Page:Beecher Stowe - La Case de l’oncle Tom, Sw Belloc, 1878.djvu/579

La bibliothèque libre.
Le texte de cette page a été corrigé et est conforme au fac-similé.

— Je ne vends pas des nègres morts, repartit Legris d’un ton bourru ; enterrez-le où et comme il vous plaira.

— Garçons, dit George avec autorité à deux ou trois nègres qui restaient là à regarder le corps, aidez-moi à le soulever et à le porter dans ma voiture, et donnez-moi une bêche. »

Un d’eux courut en chercher une ; les deux autres aidèrent George à transporter le cadavre.

Le jeune homme n’adressa ni une parole ni un regard à Legris qui, sans contremander ses ordres, demeurait là debout, sifflant avec une insouciance affectée. Il les suivit, d’un air de mauvaise humeur, jusqu’à la voiture qui était arrêtée devant la porte de la maison.

George étendit son manteau, fit placer soigneusement le corps dessus, — dérangeant le siège pour faire place. Enfin il se retourna, regarda fixement Legris, et lui dit avec un sang-froid contraint :

« Je ne vous ai pas déclaré ma pensée sur toute cette atroce-affaire ; — ce n’est ni l’heure ni le moment. Mais, monsieur, ce sang innocent obtiendra justice. Je proclamerai ce meurtre sur les toits, s’il le faut ! et je vous accuse devant le premier magistrat que je pourrai trouver.

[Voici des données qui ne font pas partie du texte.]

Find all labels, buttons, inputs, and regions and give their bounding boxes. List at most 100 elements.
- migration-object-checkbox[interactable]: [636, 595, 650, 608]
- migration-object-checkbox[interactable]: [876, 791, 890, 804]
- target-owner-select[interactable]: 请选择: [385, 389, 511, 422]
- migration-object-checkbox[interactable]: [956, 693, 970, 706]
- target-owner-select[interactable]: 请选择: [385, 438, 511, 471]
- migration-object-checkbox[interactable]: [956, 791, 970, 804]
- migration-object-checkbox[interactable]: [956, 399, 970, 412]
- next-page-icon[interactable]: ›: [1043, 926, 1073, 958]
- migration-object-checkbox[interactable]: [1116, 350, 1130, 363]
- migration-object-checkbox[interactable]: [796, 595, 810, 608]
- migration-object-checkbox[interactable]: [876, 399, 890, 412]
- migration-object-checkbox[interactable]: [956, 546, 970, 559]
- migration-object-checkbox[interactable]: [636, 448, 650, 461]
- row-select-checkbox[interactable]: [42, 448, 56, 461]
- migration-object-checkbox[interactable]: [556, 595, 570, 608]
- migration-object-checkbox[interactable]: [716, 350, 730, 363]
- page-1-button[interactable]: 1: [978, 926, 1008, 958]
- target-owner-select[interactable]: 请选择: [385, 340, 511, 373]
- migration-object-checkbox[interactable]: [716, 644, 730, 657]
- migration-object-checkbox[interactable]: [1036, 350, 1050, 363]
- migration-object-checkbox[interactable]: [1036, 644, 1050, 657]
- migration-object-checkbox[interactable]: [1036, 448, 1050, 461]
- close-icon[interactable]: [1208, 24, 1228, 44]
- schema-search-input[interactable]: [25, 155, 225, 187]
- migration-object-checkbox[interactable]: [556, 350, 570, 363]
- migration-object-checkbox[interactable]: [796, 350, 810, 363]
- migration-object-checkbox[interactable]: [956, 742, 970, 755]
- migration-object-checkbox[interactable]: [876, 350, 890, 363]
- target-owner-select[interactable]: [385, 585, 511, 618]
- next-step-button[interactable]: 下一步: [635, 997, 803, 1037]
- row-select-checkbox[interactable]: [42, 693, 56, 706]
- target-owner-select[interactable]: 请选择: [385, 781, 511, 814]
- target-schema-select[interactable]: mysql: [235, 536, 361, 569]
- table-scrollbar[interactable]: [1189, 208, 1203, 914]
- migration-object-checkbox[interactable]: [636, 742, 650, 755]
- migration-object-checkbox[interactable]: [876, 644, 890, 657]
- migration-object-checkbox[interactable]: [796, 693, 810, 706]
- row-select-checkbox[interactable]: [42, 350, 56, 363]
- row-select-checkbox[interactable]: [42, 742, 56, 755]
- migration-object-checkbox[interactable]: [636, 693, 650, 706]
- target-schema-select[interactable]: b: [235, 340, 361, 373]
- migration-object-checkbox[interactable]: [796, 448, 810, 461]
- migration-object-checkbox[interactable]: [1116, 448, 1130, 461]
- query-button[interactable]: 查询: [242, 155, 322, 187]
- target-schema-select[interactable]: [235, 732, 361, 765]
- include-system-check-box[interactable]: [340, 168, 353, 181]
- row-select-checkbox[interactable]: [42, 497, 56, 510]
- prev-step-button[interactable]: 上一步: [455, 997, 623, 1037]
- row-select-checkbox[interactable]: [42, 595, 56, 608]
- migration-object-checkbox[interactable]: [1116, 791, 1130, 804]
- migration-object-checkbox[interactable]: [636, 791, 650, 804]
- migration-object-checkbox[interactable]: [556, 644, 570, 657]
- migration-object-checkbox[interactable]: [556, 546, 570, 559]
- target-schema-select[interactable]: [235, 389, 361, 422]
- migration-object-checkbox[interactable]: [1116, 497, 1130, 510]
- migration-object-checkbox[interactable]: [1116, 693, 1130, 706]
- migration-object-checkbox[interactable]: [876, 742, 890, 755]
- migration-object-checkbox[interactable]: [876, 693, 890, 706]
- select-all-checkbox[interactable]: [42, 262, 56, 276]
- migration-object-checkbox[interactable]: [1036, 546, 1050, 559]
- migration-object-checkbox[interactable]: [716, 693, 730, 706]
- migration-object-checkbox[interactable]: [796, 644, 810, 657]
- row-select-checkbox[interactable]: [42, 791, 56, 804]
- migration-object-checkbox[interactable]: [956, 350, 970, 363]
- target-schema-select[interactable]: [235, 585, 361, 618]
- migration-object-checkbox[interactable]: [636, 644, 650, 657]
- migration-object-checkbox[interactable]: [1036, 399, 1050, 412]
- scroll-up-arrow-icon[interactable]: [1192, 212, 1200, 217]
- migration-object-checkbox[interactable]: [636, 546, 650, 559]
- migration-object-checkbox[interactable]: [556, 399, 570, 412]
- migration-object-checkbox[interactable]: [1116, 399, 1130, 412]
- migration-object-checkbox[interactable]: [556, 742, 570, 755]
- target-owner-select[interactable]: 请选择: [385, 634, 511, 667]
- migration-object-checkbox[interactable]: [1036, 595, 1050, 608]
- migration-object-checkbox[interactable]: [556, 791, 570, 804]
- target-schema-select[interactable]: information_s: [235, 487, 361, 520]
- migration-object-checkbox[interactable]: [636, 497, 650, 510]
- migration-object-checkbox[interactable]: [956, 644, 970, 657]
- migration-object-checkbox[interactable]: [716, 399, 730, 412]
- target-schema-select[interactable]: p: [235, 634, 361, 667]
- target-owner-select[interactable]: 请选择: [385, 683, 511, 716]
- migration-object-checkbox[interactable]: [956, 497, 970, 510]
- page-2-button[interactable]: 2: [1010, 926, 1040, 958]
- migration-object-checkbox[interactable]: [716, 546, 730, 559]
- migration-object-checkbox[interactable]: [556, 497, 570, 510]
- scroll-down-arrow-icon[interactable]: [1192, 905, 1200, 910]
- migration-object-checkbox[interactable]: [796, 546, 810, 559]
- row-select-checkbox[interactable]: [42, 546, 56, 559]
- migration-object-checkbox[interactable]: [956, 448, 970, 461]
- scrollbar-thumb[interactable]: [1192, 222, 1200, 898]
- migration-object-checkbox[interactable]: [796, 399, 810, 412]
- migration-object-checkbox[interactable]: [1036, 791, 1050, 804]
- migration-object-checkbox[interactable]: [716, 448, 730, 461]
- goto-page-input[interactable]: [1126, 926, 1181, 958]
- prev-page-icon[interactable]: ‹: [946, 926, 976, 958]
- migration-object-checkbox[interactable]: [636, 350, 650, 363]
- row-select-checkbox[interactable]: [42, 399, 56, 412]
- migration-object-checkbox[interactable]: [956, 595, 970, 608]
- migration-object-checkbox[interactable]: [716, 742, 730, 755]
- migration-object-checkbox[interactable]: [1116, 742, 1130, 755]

— Allez ! dit Legris faisant claquer dédaigneusement ses doigts. J’aurai plaisir à vous voir vous démener. Où comptez-vous prendre vos témoins, s’il vous plaît ? — Où sont vos preuves ? Allez ! bon courage ! »

George vit toute la portée de ce défi. Il n’y avait pas un blanc sur l’habitation ; or, dans tous les tribunaux du Sud, le témoignage des gens de couleur n’est pas admis. Il lui sembla dans ce moment que le cri d’indignation qu’il refoulait au fond de son cœur pouvait pénétrer la voûte des cieux pour en faire descendre la justice ; vain espoir !

« Après tout, que d’embarras pour un nègre mort ! » dit Legris.